Gross over-simplification tends to be what Twitter's best at.

AES-GCM good! RC4 bad! :-)

> That Bellare/Namprempre paper did show that MtE is not
> *generically* secure.  However, there's also
> http://eprint.iacr.org/2001/045 =
> http://www.iacr.org/archive/crypto2001/21390309.pdf , showing
> (sort of) that MtE *is* secure if E specifically is, for example,
> CBC encryption.  Well, we all know how well *that* went [*][**]
> ... but the various problems with CBC ciphersuites are not implied
> by the Bellare/Namprempre paper.

I feel the world of end users, admins, and other RPs shaking their
collective heads in wonder at these security proofs when they see
a giant flame-shooting robot at a party in Argentina:

http://www.youtube.com/watch?v=Mxm8JEUXOuQ

... then the presenter proceeds to decrypt traffic to a tier 1
ecommerce website ...

http://www.youtube.com/watch?v=4clpbJEWCzE

... and steal the login session cookie using attacks enabled
by CBC A-t-E mode.

All I can figure is that proving A-[at]-E CBC modes are
secure is cryptographers' equivalent of what (Down South where
I come from) we refer to as "Hey Y'all watch this!" E.g.,

http://www.youtube.com/results?search_query=hey+y%27all+watch+this

We have a long, sad, bibliography of *practical* attacks on A-[at]-E,
especially in conjunction with CBC modes. Bellovin, Rogaway, Wei
Dei, Vaudenay (many I missed) . IPsec, SSH, SSL, TLS .
all broken to various degrees. Too many operations where
attacker-supplied data interacts with must-be-kept-secret data.
Straightforward implementations result in side channels. Minor
info leaks turn into oracles. Oracles turn into practical attacks.

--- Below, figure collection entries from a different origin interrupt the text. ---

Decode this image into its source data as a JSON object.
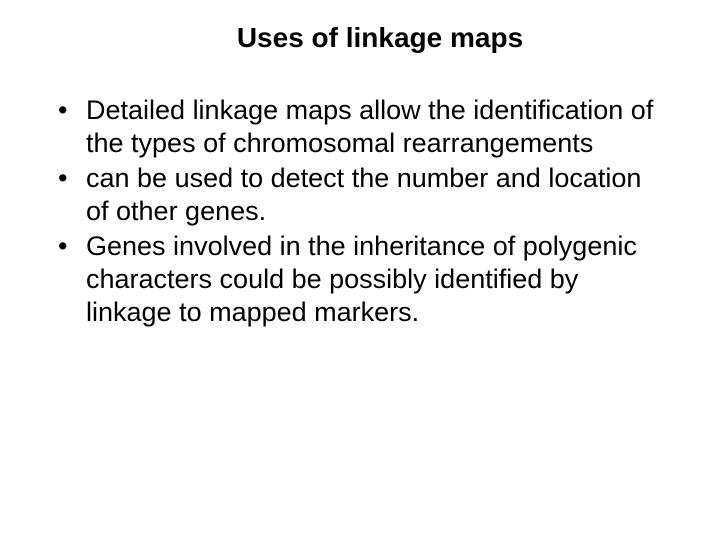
{
  "slide": {
    "title": "Uses of linkage maps",
    "bullets": [
      "Detailed  linkage maps allow the identification of the types of chromosomal rearrangements",
      "can be used to detect the number and location of other genes.",
      "Genes involved in the inheritance of polygenic characters could be  possibly identified by linkage to mapped markers."
    ],
    "colors": {
      "background": "#ffffff",
      "text": "#000000"
    },
    "typography": {
      "title_fontsize": 28,
      "title_weight": "bold",
      "body_fontsize": 27,
      "font_family": "Arial"
    }
  }
}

Has there ever been a serious attack on HMAC<hashfn> ?

Here's what I found for HMAC<MD4>

Practical Electromagnetic Template Attack on HMAC
by Pierre-alain Fouque, Gaëtan Leurent, Denis Réal, Frédéric Valette
(2007?)
> In this paper, we show a very efficient side channel attack against
> HMAC. Our attack assumes the presence of a side channel that
> reveals the Hamming distance of some registers
http://citeseerx.ist.psu.edu/viewdoc/summary?doi=10.1.1.156.4969

But wait, HMAC<MD4> is worse. Again, *MD4*. IIRC TLS has only
ever supported HMAC<MD5> and later.

Full Key-Recovery Attacks on. HMAC/NMAC-MD4 and NMAC-MD5.
Pierre-Alain Fouque, Gaëtan Leurent, Phong Q. Nguyen.
http://citeseerx.ist.psu.edu/viewdoc/summary?doi=10.1.1.98.7316
http://www.di.ens.fr/~fouque/pub/crypto07b.pdf

So if, say, TLS had supported HMAC<MD4> and the adversary had
the ability to make 2^88 record integrity queries, then with
2^95 time he could possibly (in 2007) insert a forged record
in that connection. But he'd better be careful, because if
he breaks it he'll have to start all over.

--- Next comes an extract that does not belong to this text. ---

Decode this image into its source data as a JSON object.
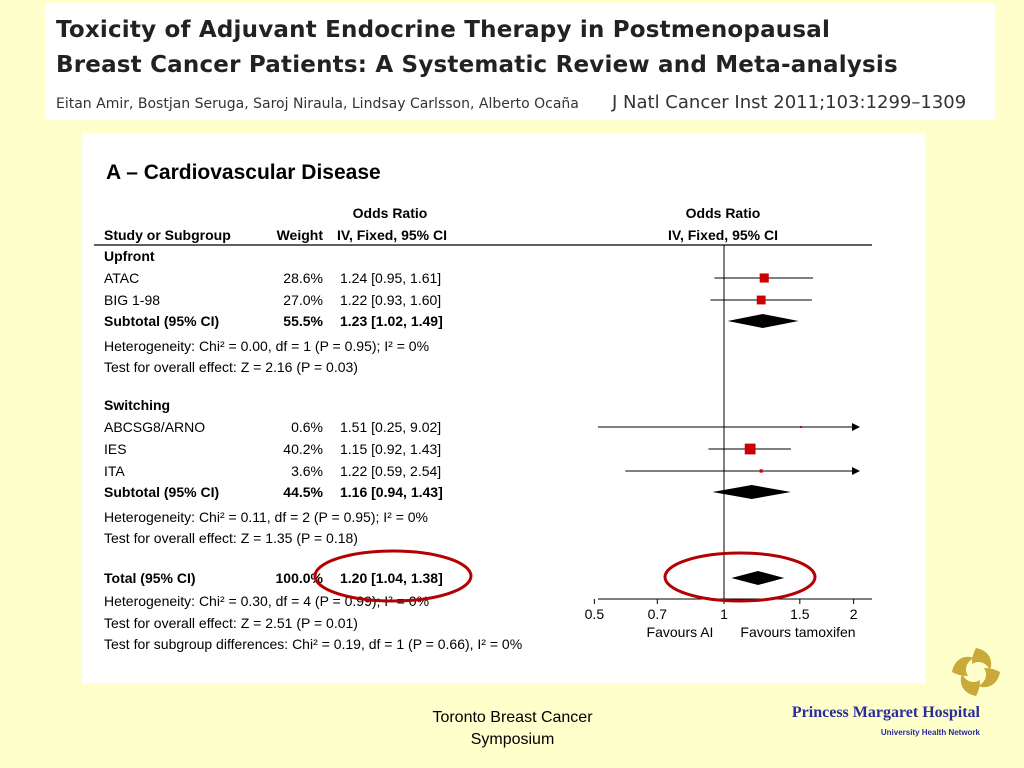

This technique seems unlikely to be of any use attacking the TLS PRF
"back through" the record MAC, because the PRF operates upon
completely new data with every handshake.

But it looks like SSLv2 used a bare hash rather than HMAC and even had
an option for MD2! Still, it would likely have been the 512 bit RSA certs
that were the weakest link.

Regards,

- Marsh

Unless stated otherwise, these are my own personal opinions.